Immigration Consequences: Deportation for Minor New Mexico Criminal Offenses

If you are charged with a crime and you are not a United States citizen, you could be facing some very serious immigration consequences. If fact, the immigration consequences could be much more serious than the criminal punishment.

On many occasions, a criminal attorney will fail to appropriately consider the immigration consequences of the criminal charges. Many times, the criminal attorney is surprised himself to hear of the severe consequences of seemingly trivial crimes.

On still more occasions, the criminal attorney is able to work out would otherwise be a great plea for the client. The plea might even result in the ultimate dismissal of the case, yet the client is still facing deportation for the crime.

The law is fairly complex and common sense does you no good in this area of the law. For instance, in many cases where the chances at trial are not good for the client, an attorney will work out a conditional discharge or a deferred sentence. In each of these situations, the charges are eventually dismissed upon the completion of the terms of probation.

Unfortunately, both these deals require that a defendant plead guilty to the charges before the plea will be accepted by the court. The plea of guilty despite the later dismissal is enough to trigger deportation for deportable offenses.

Even more surprising to many defendants, and many attorneys, is the fact that relatively trivial offenses, even petty misdemeanors can trigger deportation.

This same result occurs even with residents that have been in the United States for decades, established businesses, purchased homes, raised families and had no other prior legal problems.

It is surprising to learn that a relatively minor charges can result in deportation while far more serious crimes have no immigration consequences at all. The immigration consequences depend on the classification of the crime. The classification of a crime as a crime of moral turpitude carries the most severe and seemingly unfair penalties.

Crimes of moral turpitude can have shocking immigration consequences. Instincts or general impressions of the seriousness of the crime are unreliable. A good and rather common example of a trivial crime classified as a crime of moral turpitude is petty larceny or shoplifting.

Even petty shoplifting is a crime of dishonesty which carries the classification of crime of moral turpitude. This means you can be deported for conviction of a shoplifting. Not only that, you can be deported even if you are not technically convicted.

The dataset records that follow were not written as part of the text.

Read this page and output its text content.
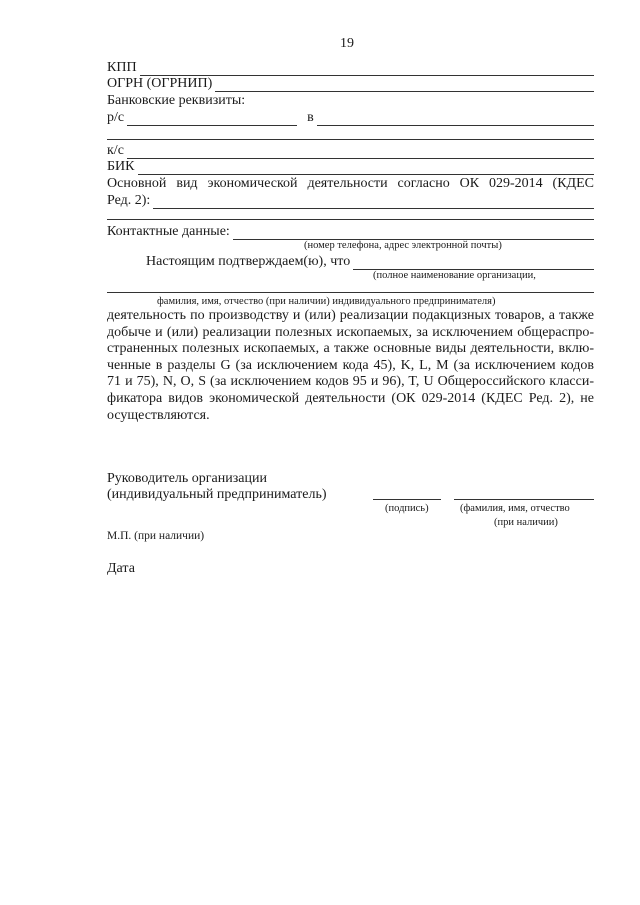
19
КПП
ОГРН (ОГРНИП)
Банковские реквизиты:
р/с	в
к/с
БИК
Основной вид экономической деятельности согласно ОК 029-2014 (КДЕС
Ред. 2):
Контактные данные:
(номер телефона, адрес электронной почты)
Настоящим подтверждаем(ю), что
(полное наименование организации,
фамилия, имя, отчество (при наличии) индивидуального предпринимателя)
деятельность по производству и (или) реализации подакцизных товаров, а также
добыче и (или) реализации полезных ископаемых, за исключением общераспро-
страненных полезных ископаемых, а также основные виды деятельности, вклю-
ченные в разделы G (за исключением кода 45), K, L, M (за исключением кодов
71 и 75), N, O, S (за исключением кодов 95 и 96), T, U Общероссийского класси-
фикатора видов экономической деятельности (ОК 029-2014 (КДЕС Ред. 2), не
осуществляются.
Руководитель организации
(индивидуальный предприниматель)
(подпись)	(фамилия, имя, отчество
(при наличии)
М.П. (при наличии)
Дата
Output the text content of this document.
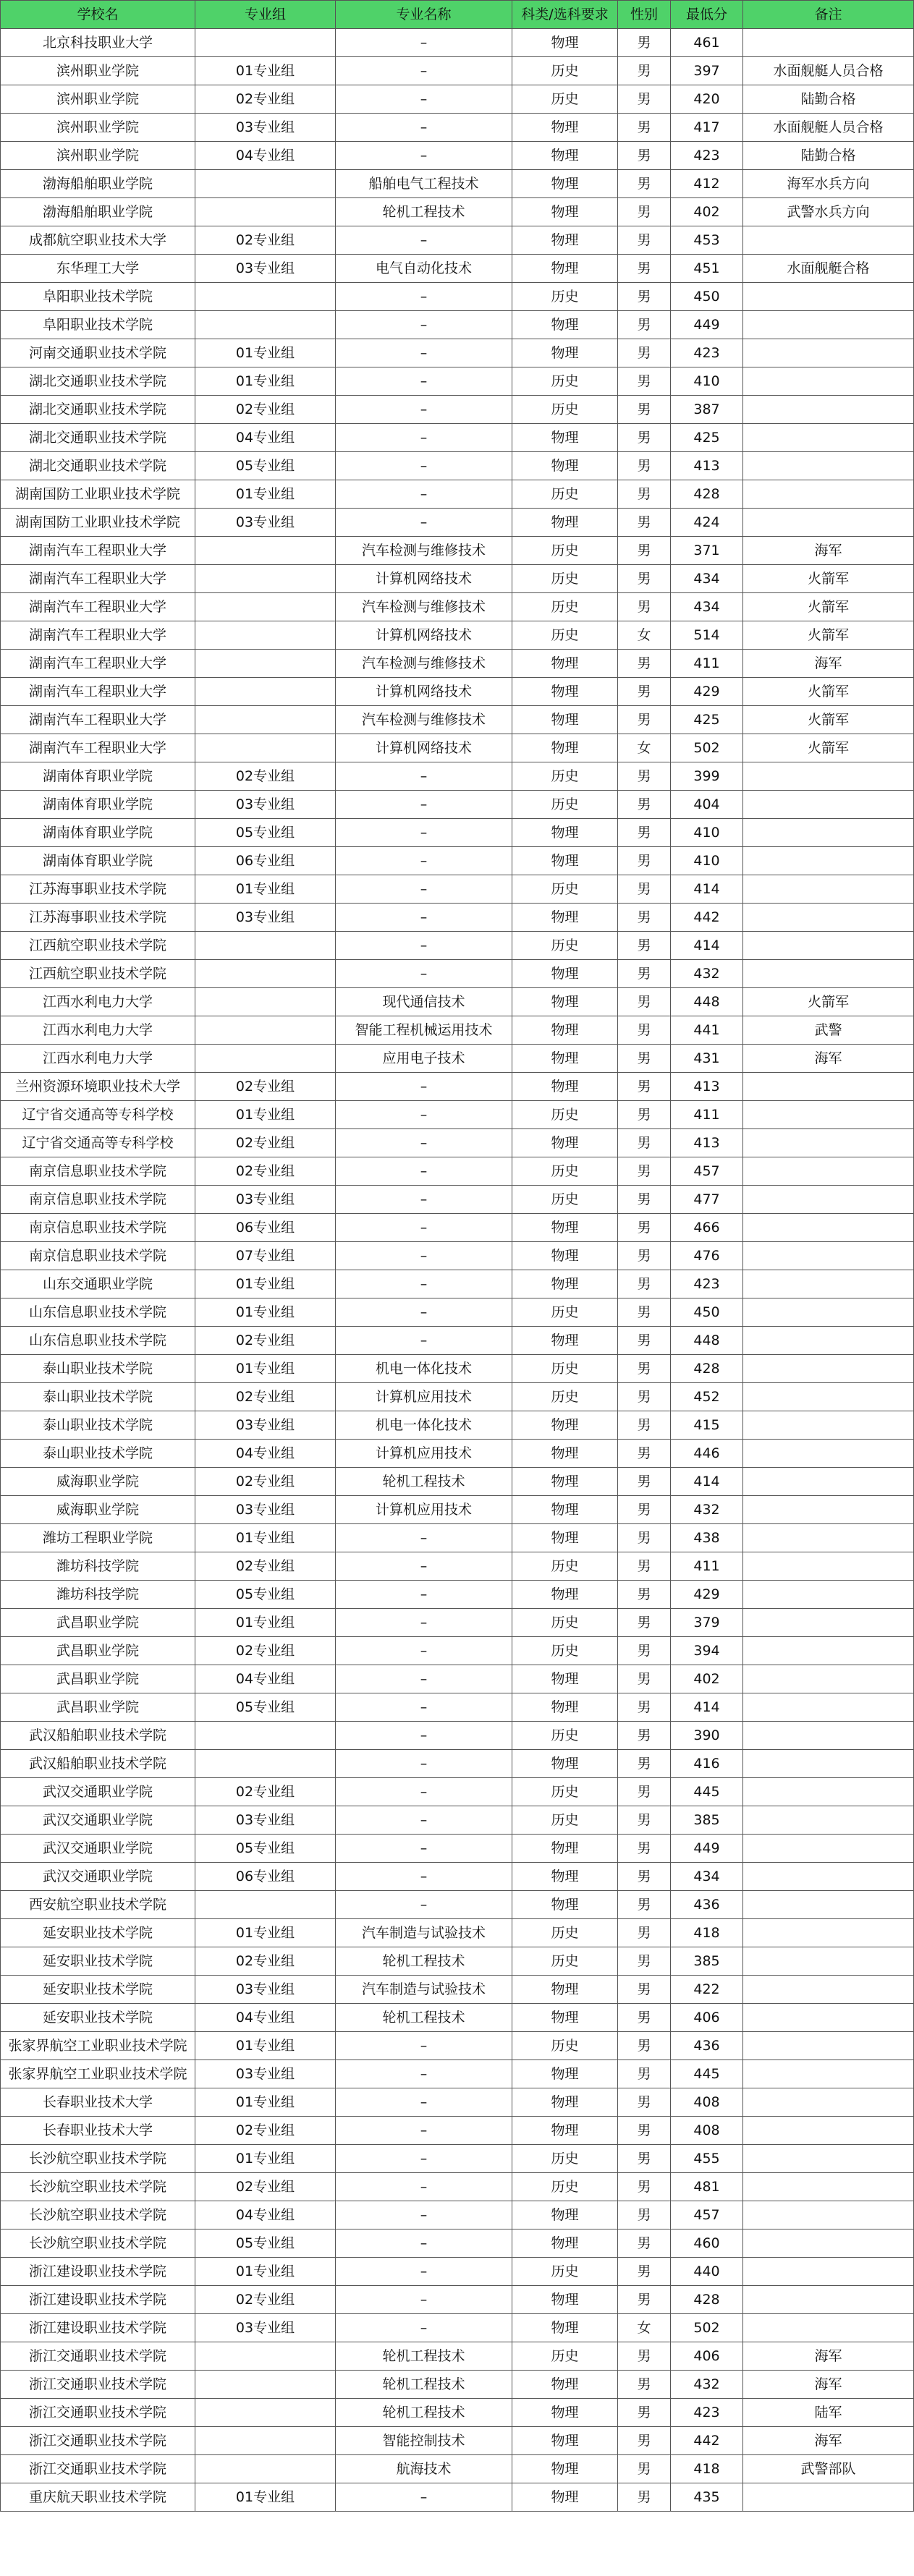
学校名	专业组	专业名称	科类/选科要求	性别	最低分	备注
北京科技职业大学		–	物理	男	461	
滨州职业学院	01专业组	–	历史	男	397	水面舰艇人员合格
滨州职业学院	02专业组	–	历史	男	420	陆勤合格
滨州职业学院	03专业组	–	物理	男	417	水面舰艇人员合格
滨州职业学院	04专业组	–	物理	男	423	陆勤合格
渤海船舶职业学院		船舶电气工程技术	物理	男	412	海军水兵方向
渤海船舶职业学院		轮机工程技术	物理	男	402	武警水兵方向
成都航空职业技术大学	02专业组	–	物理	男	453	
东华理工大学	03专业组	电气自动化技术	物理	男	451	水面舰艇合格
阜阳职业技术学院		–	历史	男	450	
阜阳职业技术学院		–	物理	男	449	
河南交通职业技术学院	01专业组	–	物理	男	423	
湖北交通职业技术学院	01专业组	–	历史	男	410	
湖北交通职业技术学院	02专业组	–	历史	男	387	
湖北交通职业技术学院	04专业组	–	物理	男	425	
湖北交通职业技术学院	05专业组	–	物理	男	413	
湖南国防工业职业技术学院	01专业组	–	历史	男	428	
湖南国防工业职业技术学院	03专业组	–	物理	男	424	
湖南汽车工程职业大学		汽车检测与维修技术	历史	男	371	海军
湖南汽车工程职业大学		计算机网络技术	历史	男	434	火箭军
湖南汽车工程职业大学		汽车检测与维修技术	历史	男	434	火箭军
湖南汽车工程职业大学		计算机网络技术	历史	女	514	火箭军
湖南汽车工程职业大学		汽车检测与维修技术	物理	男	411	海军
湖南汽车工程职业大学		计算机网络技术	物理	男	429	火箭军
湖南汽车工程职业大学		汽车检测与维修技术	物理	男	425	火箭军
湖南汽车工程职业大学		计算机网络技术	物理	女	502	火箭军
湖南体育职业学院	02专业组	–	历史	男	399	
湖南体育职业学院	03专业组	–	历史	男	404	
湖南体育职业学院	05专业组	–	物理	男	410	
湖南体育职业学院	06专业组	–	物理	男	410	
江苏海事职业技术学院	01专业组	–	历史	男	414	
江苏海事职业技术学院	03专业组	–	物理	男	442	
江西航空职业技术学院		–	历史	男	414	
江西航空职业技术学院		–	物理	男	432	
江西水利电力大学		现代通信技术	物理	男	448	火箭军
江西水利电力大学		智能工程机械运用技术	物理	男	441	武警
江西水利电力大学		应用电子技术	物理	男	431	海军
兰州资源环境职业技术大学	02专业组	–	物理	男	413	
辽宁省交通高等专科学校	01专业组	–	历史	男	411	
辽宁省交通高等专科学校	02专业组	–	物理	男	413	
南京信息职业技术学院	02专业组	–	历史	男	457	
南京信息职业技术学院	03专业组	–	历史	男	477	
南京信息职业技术学院	06专业组	–	物理	男	466	
南京信息职业技术学院	07专业组	–	物理	男	476	
山东交通职业学院	01专业组	–	物理	男	423	
山东信息职业技术学院	01专业组	–	历史	男	450	
山东信息职业技术学院	02专业组	–	物理	男	448	
泰山职业技术学院	01专业组	机电一体化技术	历史	男	428	
泰山职业技术学院	02专业组	计算机应用技术	历史	男	452	
泰山职业技术学院	03专业组	机电一体化技术	物理	男	415	
泰山职业技术学院	04专业组	计算机应用技术	物理	男	446	
威海职业学院	02专业组	轮机工程技术	物理	男	414	
威海职业学院	03专业组	计算机应用技术	物理	男	432	
潍坊工程职业学院	01专业组	–	物理	男	438	
潍坊科技学院	02专业组	–	历史	男	411	
潍坊科技学院	05专业组	–	物理	男	429	
武昌职业学院	01专业组	–	历史	男	379	
武昌职业学院	02专业组	–	历史	男	394	
武昌职业学院	04专业组	–	物理	男	402	
武昌职业学院	05专业组	–	物理	男	414	
武汉船舶职业技术学院		–	历史	男	390	
武汉船舶职业技术学院		–	物理	男	416	
武汉交通职业学院	02专业组	–	历史	男	445	
武汉交通职业学院	03专业组	–	历史	男	385	
武汉交通职业学院	05专业组	–	物理	男	449	
武汉交通职业学院	06专业组	–	物理	男	434	
西安航空职业技术学院		–	物理	男	436	
延安职业技术学院	01专业组	汽车制造与试验技术	历史	男	418	
延安职业技术学院	02专业组	轮机工程技术	历史	男	385	
延安职业技术学院	03专业组	汽车制造与试验技术	物理	男	422	
延安职业技术学院	04专业组	轮机工程技术	物理	男	406	
张家界航空工业职业技术学院	01专业组	–	历史	男	436	
张家界航空工业职业技术学院	03专业组	–	物理	男	445	
长春职业技术大学	01专业组	–	物理	男	408	
长春职业技术大学	02专业组	–	物理	男	408	
长沙航空职业技术学院	01专业组	–	历史	男	455	
长沙航空职业技术学院	02专业组	–	历史	男	481	
长沙航空职业技术学院	04专业组	–	物理	男	457	
长沙航空职业技术学院	05专业组	–	物理	男	460	
浙江建设职业技术学院	01专业组	–	历史	男	440	
浙江建设职业技术学院	02专业组	–	物理	男	428	
浙江建设职业技术学院	03专业组	–	物理	女	502	
浙江交通职业技术学院		轮机工程技术	历史	男	406	海军
浙江交通职业技术学院		轮机工程技术	物理	男	432	海军
浙江交通职业技术学院		轮机工程技术	物理	男	423	陆军
浙江交通职业技术学院		智能控制技术	物理	男	442	海军
浙江交通职业技术学院		航海技术	物理	男	418	武警部队
重庆航天职业技术学院	01专业组	–	物理	男	435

Due to the classification as a crime of moral turpitude, you may have the luxury of many possible common and otherwise favorable pleas. In many cases, a prosecutor would offer a variety of different plea options. Many of these would result in a dismissal of the charges. Unfortunately, a dismissal is not enough.

Often the plea itself, in contemplation of an eventual dismissal, requires an admission of guilt to the shoplifting offense. Despite the ultimate dismissal, the admission of guilt alone creates a removable offense. This same outcome occurs in many other otherwise outstanding plea bargains.

There is a long list of crimes of moral turpitude. You must know from the outset if your crime is on that list of deportable offenses. If it is, then the entire defense strategy will change. Unfortunately, you may be forced to go to trial on a case that almost always plea if it involved a United States citizen.

To properly defend you, you must inform your attorney of your immigration status from the first moment you meet. Your citizenship may not be apparent, and the attorney may not think to ask. The defense strategy from the very beginning of your case should properly account for the immigration consequences. Failure to inform your attorney of your immigration status could seriously harm your future in the United States.

So what should you do are not a citizen of the United States and you are charged with a crime? You should inform your attorney of your immigration status the first time you speak. You should remind your attorney of your status throughout the process.

Most importantly, you should insist that your attorney thoroughly consider the immigration consequences in the defense strategy and in consideration of any plea offers. If your matter is particularly confusing or complex, then you may need to enlist the services of both a criminal attorney and an immigration attorney.

Don‘t be in the position where you have won the battle in addressing the criminal charges, while losing the war and everything else you hold dear in this country when you are eventually deported.